Question

What is the perimeter of a triangle with corners at `(3 ,6 )`, `(1 ,8 )`, and `(8 ,7 )`?

Answer 1

`7sqrt(2)+sqrt(26)`

Explanation:

`sqrt((x_2-x_1)^2+(y_2-y_1)^2)` is the distance formula. If you simply plug in all the points one by one by replace `x_1` and `x_2` as well as `y_1` and `y_2` with three pairs of points you can solve each single one.

So the first pair between (3,6) and (1,8) is `sqrt((1-3)^2+(8-6)^2)` is `sqrt(8)`.

Second is the pair of points (1,8) and (8,7).
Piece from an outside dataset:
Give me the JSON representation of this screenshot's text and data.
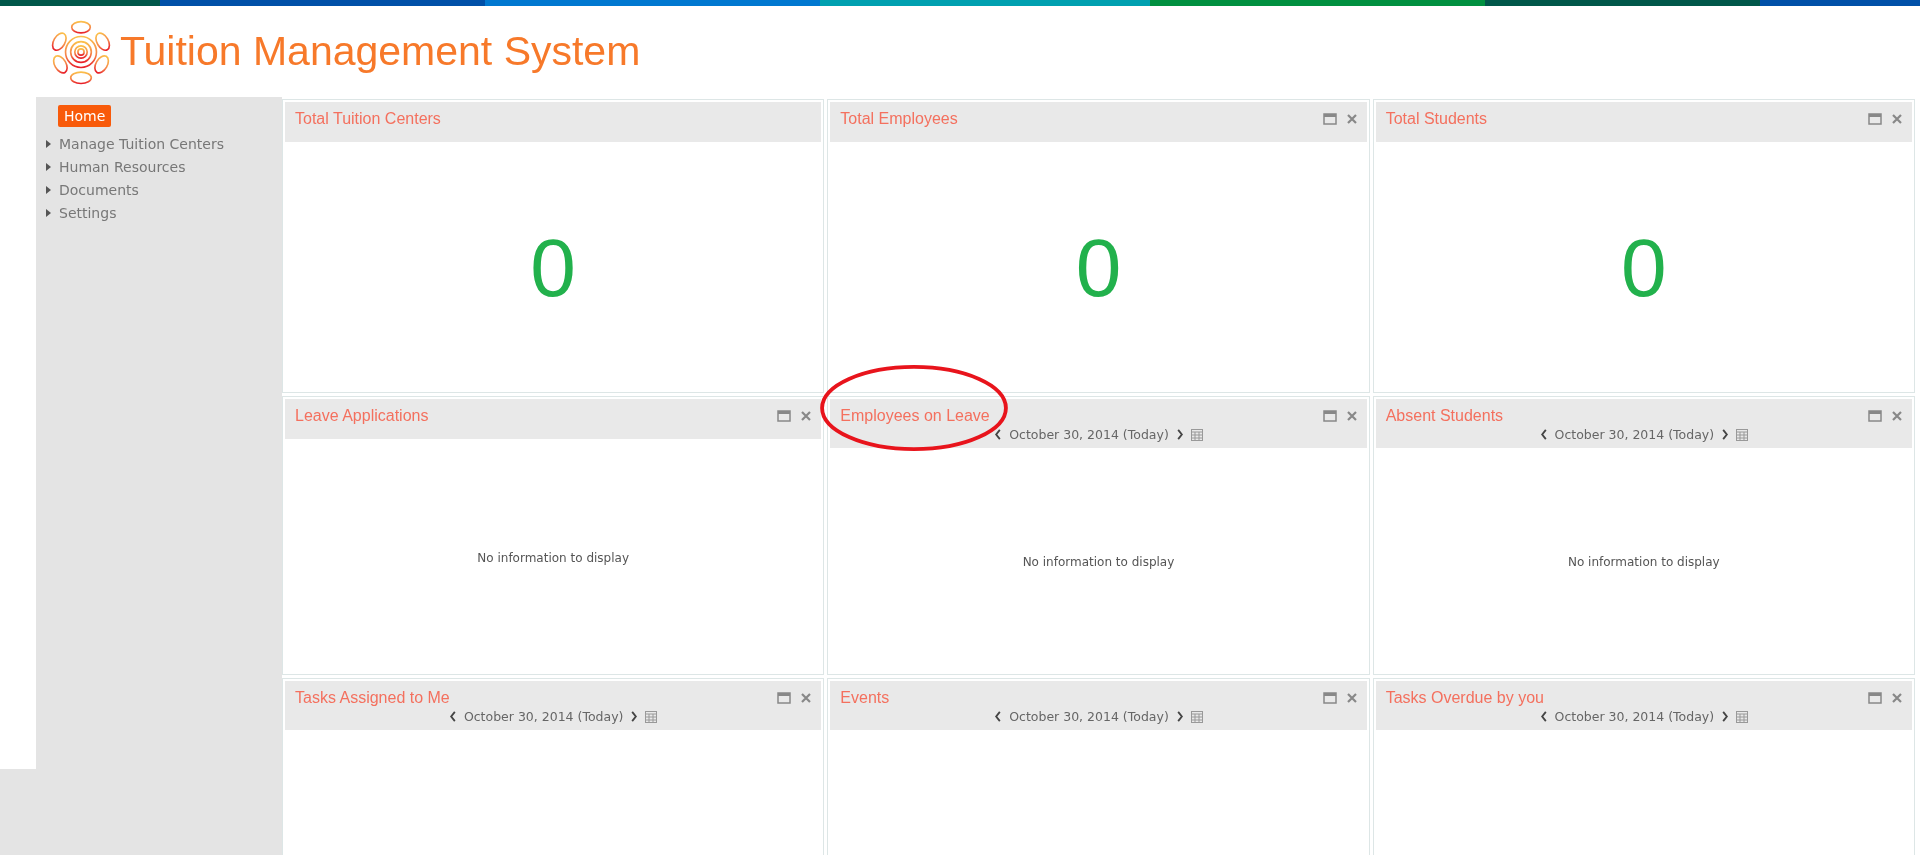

Plug this in once again for `sqrt((8-1)^2+(7-8)^2)` and simply to `sqrt(50)`.

Finally for the third pair of points, (8,7) and (3,6) you plug it in for `sqrt((3-8)^2+(6-7)^2)`. Simply to `sqrt(26)`.

Now simply the radicals as much as you can. `sqrt(8)` can go to `2sqrt(2)`, `sqrt(50)` can simplify to `5sqrt(2)`, and `sqrt(26)` cannot be simplified.

Now you just add like terms and thats it so in the end you get `2sqrt(2)+5sqrt(2)+sqrt(26)`. The answer is `7sqrt(2)+sqrt(26)`